Marina Julia è diventata in questi anni una degli arenili più apprezzati della regione per il turismo delle famiglie e degli appassionati degli sport del mare. Gli ingenti investimenti effettuati per la dotazione di strutture, il ripascimento della spiaggia e lo sviluppo dei servizi fanno del nostro litorale un punto di attrazione sempre più apprezzato con un numero crescente di migliaia di presenze. Per questo diventa inaccettabile il comportamento degli stranieri musulmani che entrano abitualmente in acqua con i loro vestiti. Una pratica che crea insopportabili conseguenze dal punto di vista della salvaguardia del decoro del luogo e che sta determinando sconcerto nei tanti frequentatori e in tutti coloro che affollano Marina Julia e Marina Nova per la cura, l’attenzione e la pulizia che le caratterizzano. Chi viene da realtà diverse dalla nostra ha l’obbligo di rispettare le regole e i costumi che vigono nel contesto locale e italiano. Non possono essere accettate forme di “islamizzazione” del nostro territorio, che estendono pratiche di dubbia valenza dal punto di vista del decoro e dell’igiene generando il capovolgimento di ogni regola di convivenza sociale.

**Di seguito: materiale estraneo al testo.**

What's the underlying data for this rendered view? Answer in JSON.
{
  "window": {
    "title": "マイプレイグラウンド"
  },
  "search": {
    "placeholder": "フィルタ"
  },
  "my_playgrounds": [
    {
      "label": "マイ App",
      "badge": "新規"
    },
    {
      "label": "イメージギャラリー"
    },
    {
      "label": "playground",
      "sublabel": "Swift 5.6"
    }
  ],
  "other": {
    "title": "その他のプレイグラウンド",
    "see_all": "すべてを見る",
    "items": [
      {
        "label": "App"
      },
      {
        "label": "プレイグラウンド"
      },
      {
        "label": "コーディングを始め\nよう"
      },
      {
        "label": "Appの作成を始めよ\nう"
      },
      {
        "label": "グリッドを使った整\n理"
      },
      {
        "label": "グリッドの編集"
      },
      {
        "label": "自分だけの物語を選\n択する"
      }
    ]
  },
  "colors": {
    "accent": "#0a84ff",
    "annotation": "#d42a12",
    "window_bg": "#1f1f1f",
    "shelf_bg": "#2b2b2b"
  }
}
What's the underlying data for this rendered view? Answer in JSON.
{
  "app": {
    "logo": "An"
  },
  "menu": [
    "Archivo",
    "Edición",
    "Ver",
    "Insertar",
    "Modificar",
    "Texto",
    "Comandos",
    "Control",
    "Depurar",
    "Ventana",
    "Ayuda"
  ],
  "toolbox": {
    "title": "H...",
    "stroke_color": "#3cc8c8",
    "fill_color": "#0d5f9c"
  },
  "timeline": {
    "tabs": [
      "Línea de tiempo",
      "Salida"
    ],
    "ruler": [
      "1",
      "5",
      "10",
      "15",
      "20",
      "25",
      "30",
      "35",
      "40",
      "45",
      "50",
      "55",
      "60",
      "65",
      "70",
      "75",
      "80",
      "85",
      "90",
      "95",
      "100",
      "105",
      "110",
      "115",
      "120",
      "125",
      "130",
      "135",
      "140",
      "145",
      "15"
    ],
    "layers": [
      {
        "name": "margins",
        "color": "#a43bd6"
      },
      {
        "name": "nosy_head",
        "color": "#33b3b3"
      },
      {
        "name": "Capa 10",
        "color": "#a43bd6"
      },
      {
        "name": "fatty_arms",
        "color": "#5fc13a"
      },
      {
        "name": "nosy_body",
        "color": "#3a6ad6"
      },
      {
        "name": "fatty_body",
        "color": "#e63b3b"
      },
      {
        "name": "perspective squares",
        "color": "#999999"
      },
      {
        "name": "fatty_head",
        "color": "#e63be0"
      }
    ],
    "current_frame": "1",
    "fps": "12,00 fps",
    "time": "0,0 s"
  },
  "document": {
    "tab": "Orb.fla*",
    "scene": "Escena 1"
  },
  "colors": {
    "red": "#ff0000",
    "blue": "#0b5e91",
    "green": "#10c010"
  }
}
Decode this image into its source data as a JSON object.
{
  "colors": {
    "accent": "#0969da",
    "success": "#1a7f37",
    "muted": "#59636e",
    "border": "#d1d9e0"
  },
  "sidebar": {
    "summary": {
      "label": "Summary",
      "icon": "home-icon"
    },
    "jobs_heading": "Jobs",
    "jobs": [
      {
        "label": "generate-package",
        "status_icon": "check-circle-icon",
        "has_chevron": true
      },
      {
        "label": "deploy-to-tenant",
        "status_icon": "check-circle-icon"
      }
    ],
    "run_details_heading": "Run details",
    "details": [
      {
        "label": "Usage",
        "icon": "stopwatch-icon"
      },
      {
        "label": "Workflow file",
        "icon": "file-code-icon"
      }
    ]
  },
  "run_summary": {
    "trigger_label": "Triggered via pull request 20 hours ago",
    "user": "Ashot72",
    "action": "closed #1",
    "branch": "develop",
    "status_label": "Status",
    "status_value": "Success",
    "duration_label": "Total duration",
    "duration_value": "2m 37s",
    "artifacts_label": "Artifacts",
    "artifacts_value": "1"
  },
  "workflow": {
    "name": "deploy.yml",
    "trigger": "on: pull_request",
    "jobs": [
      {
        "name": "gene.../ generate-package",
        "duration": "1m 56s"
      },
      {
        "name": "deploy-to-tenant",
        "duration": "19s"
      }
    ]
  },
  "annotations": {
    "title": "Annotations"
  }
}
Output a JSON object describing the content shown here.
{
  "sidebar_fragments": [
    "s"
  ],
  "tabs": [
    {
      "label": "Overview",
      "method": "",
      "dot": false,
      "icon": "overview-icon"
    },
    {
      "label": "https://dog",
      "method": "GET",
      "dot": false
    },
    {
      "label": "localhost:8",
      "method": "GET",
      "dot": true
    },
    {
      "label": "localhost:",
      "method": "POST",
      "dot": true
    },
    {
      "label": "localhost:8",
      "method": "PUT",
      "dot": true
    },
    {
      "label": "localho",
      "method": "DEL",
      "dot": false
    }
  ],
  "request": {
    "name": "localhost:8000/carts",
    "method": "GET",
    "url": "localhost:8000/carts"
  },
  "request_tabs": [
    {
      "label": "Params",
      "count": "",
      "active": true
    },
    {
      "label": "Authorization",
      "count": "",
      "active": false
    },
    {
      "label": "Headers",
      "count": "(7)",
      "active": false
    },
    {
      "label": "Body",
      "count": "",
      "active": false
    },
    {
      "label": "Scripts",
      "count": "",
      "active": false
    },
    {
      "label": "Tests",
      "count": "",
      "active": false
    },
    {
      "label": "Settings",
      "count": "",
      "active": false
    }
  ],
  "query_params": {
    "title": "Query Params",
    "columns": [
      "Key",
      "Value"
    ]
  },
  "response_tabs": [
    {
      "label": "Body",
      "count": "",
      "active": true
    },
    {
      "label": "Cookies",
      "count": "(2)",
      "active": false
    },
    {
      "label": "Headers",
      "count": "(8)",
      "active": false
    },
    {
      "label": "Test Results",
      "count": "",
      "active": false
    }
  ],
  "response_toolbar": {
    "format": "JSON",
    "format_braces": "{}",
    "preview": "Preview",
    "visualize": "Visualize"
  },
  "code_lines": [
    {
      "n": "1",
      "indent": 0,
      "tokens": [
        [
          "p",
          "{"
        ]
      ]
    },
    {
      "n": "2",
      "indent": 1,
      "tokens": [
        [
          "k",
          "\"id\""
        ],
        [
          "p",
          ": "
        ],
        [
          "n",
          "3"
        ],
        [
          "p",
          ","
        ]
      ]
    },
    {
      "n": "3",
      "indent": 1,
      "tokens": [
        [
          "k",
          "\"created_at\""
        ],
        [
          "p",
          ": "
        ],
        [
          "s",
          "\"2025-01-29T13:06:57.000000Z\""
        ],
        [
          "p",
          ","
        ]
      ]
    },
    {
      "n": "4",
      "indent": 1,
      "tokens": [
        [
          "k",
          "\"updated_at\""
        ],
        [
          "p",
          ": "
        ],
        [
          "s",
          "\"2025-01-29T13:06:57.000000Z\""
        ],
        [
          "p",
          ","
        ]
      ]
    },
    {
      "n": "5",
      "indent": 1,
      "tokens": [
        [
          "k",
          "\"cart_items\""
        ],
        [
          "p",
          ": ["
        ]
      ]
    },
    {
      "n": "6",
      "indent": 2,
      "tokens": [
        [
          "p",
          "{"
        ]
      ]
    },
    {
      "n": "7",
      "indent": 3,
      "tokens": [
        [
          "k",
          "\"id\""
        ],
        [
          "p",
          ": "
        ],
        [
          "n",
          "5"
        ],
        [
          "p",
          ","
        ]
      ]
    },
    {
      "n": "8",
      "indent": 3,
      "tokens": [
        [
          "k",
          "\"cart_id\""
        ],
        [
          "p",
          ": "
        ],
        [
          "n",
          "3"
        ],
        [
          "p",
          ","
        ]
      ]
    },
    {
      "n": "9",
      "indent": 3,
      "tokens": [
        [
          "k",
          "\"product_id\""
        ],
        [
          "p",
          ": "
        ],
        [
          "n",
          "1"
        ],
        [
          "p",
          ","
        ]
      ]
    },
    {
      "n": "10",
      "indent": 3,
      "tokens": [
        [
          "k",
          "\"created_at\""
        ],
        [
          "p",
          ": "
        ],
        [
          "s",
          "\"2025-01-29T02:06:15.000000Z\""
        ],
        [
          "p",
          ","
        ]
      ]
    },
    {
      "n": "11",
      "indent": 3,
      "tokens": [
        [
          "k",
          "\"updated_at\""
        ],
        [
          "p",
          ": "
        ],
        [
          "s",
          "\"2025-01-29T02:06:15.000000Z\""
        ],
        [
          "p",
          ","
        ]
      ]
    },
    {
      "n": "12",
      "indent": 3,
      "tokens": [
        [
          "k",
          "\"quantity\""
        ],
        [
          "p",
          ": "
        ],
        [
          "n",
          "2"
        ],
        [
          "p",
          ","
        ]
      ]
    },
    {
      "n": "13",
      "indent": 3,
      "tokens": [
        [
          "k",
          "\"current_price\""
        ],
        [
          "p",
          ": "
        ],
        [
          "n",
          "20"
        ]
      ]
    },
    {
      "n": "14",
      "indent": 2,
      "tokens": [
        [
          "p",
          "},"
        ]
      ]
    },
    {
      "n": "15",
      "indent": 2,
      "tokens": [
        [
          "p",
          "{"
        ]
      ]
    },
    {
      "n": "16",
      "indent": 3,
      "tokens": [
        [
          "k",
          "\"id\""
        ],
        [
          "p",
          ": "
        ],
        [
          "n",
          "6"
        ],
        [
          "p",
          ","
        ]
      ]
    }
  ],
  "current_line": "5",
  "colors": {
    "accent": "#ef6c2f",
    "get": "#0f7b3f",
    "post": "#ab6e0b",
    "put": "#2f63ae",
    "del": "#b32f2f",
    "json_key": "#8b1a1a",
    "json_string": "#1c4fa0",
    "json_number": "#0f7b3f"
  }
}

“Ciò vale con ancora maggior ragione quando si intaccano e si compromettono le prospettive di una città che - anche attraverso la riqualificazione dei suoi arenili - ha assunto una dimensione turistica consolidata, riconosciuta fra le località marine italiane. Comportamenti lesivi della rispettabilità e della dignità necessaria nella frequentazione di questi luoghi pubblici incidono negativamente nell’attrattività e nelle ricadute per i gestori dei servizi.
“Ritengo, dunque, per le evidenti ragioni di rispetto del decoro richiesto nei comportanti di chi si reca in questi luoghi la pratica di accedere sull’arenile e in acqua con abbigliamenti diversi dai costumi da bagno deva cessare e intendo applicare questi principi con un apposito provvedimento a tutela dell’interesse generale della città e dei nostri concittadini.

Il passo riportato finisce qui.